Women’s History Month 2017
During March 2017 at our Bury St Edmunds branch we mounted an exhibition that focused our attention on some interesting aspects of women’s lives, using them to tell different histories.
Our exhibition focused on diaries kept during times of war by three Suffolk women. Conventional wisdom tells us that war is men’s domain whilst peace is women’s. Keen to find out the “roles” women played during wartime, we are told that women stepped out of prescribed pre-war roles for the duration of the conflict into a time of change, emerging into the public sphere as if before the conflict they had no interest in the world around them.
The diary of Catherine Westcomb shows how close women could get to the action of the Crimean War. Following her husband, Lord Frederick Fitzroy, to Scutari Catherine appears to have had no difficulty moving around a place that has become infamous for disease and death. Her diary almost reads as a travel journal filed with tales of balls and dinner parties. (HA513/11/93a)

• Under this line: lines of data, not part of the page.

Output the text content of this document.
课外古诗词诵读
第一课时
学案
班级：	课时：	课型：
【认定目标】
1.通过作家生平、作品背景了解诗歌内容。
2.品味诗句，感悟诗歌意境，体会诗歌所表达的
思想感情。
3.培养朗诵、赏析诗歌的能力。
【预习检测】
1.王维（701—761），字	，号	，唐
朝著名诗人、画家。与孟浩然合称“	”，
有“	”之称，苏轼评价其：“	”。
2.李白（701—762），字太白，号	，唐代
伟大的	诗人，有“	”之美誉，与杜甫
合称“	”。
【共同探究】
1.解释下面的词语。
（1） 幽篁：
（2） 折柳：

Vicar’s daughter Evelyn Cockell of Eriswell, began to keep her diary just after the start of the First World War (HD1738). Strikingly Evelyn does not seem to give an opinion on the war or make any real reference to how the war is affecting her or anyone that she knows, we seem to learn more about how many times she has washed her hair. Arguably it is the ordinariness that makes her diary interesting.
Lady Winifred Magnay served in France with the YMCA in 1917, however her diaries that she kept during the first few years of the Second World War are arguably the most fascinating of the three. They cover the crucial period of the Second World War, where for all intents and purposes, Britain stood alone. Invasion was a real possibility and although Winifred seems to have had some normality, the threat of this looms large over her writing.
Although these women come from different backgrounds their diaries allow us to see that rather than occupying a set role some women were just as interested in the politics and world view as the men. The diaries give us information on ideas of gender and class and show us the perspective of war from a woman’s point of view. From these diaries it appears that in times of war, women’s lives have much more continuity than change.